You can prove it a number of ways so here's a simple-ish one :
Take Minkowski space $M$, with the manifold atlas $(\mathbb{R}^n, \operatorname{Id})$. I think it's no big secret that, for cartesian coordinates, the geodesic equation is
$$\ddot{x}^\mu(\tau) = 0$$
with solution
$$x^\mu(\tau) = x_0^\mu + v_0^\mu \tau$$
If we consider the tangent space at a point $p$ with coordinates $x_0$, any geodesic starting at $p$ and with tangent vector $v^\mu_0$ has this form. What we want is a map from every point of $T_pM$ to $M$ from there.

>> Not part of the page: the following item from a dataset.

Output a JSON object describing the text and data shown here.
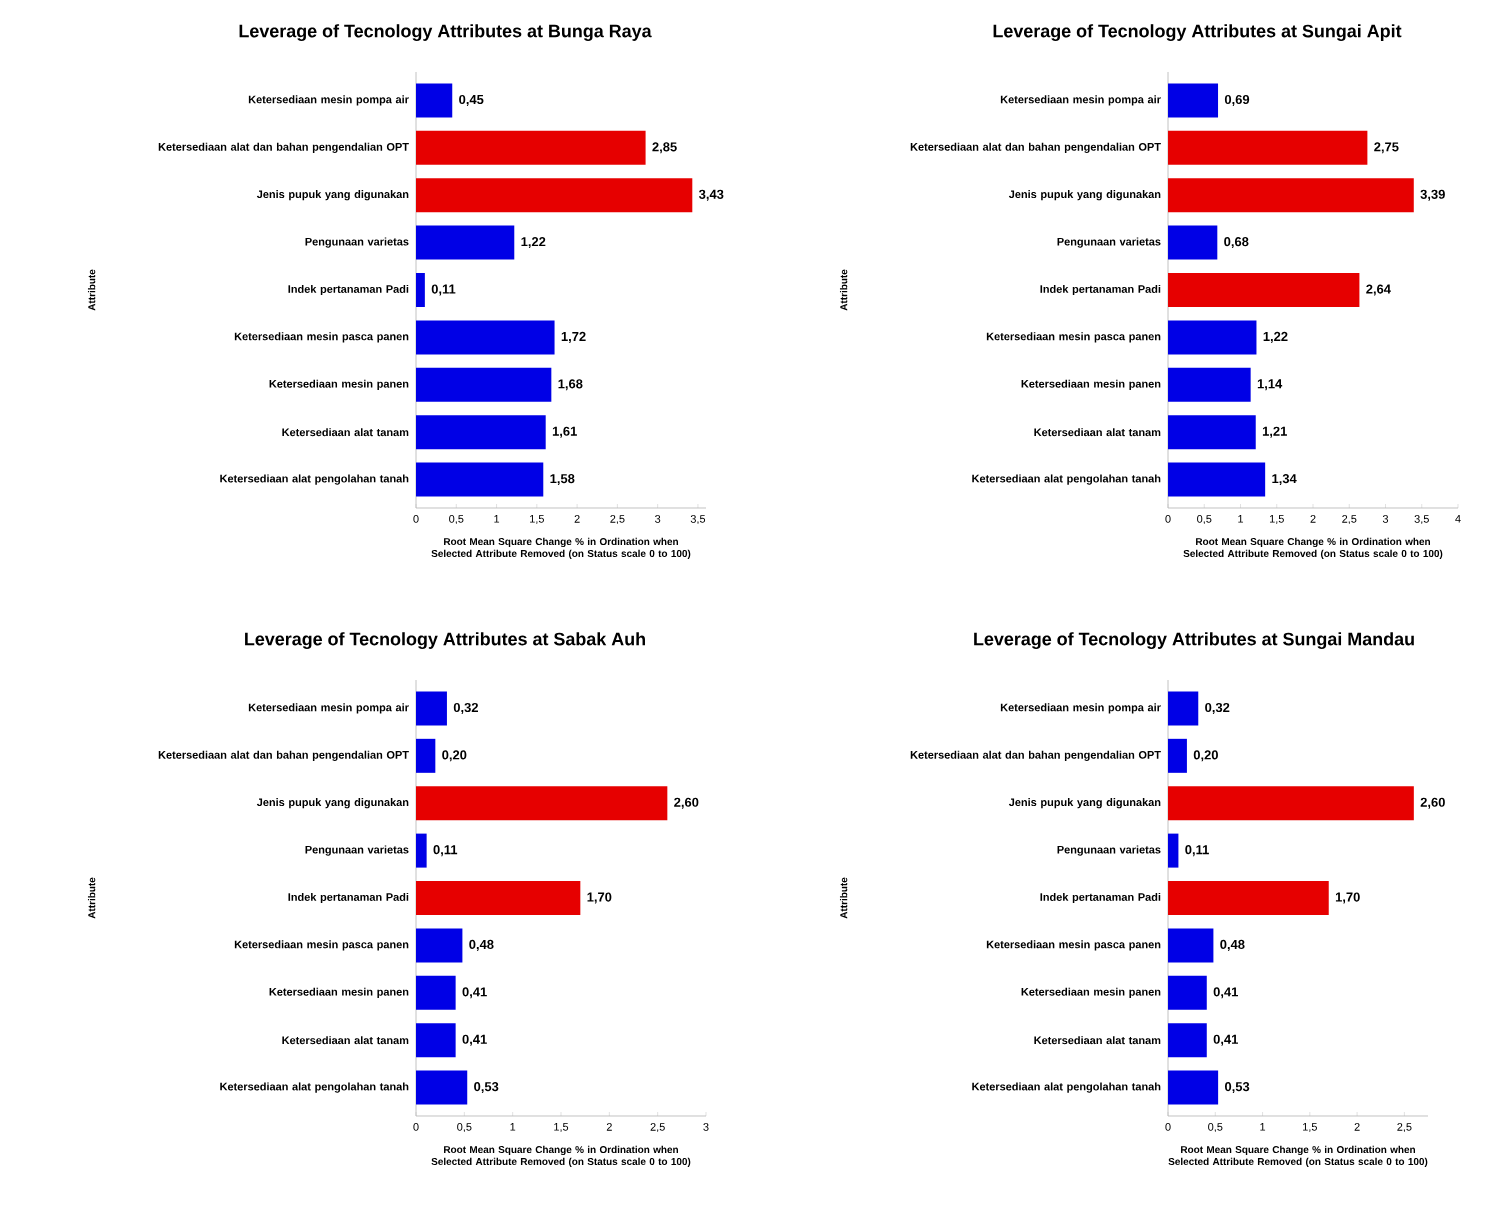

If we take any point $q \in M$ with coordinates $y^\mu$, we have that
$$x^\mu(1) = y^\mu$$
for some $v_0 \in T_pM$. It can be shown fairly easily by considering, component-wise
$$v_0^\mu = y^\mu - x_0^\mu$$
There is a map from some subset of $T_p M$ to $M$. It's not too hard to show the reverse and that overall, this maps $T_p M$ to $M$, giving you some map
$$\phi : T_pM \to M$$
If you also add the Minkowski metric on $M$ as a metric space, we may want to check that $g_p(v,v) = \langle \phi(v), \phi(v) \rangle$, which is just
$$\eta_{\mu\nu} v^\mu v^\nu = (v^0)^2 - \vec{v} \cdot \vec{v}$$
and
$$\langle \phi(v), \phi(v) \rangle = (x_0^0 - y^0)^2 - (\vec{x}_0 - \vec{y}) \cdot (\vec{x}_0 - \vec{y})$$
Which are the same value indeed.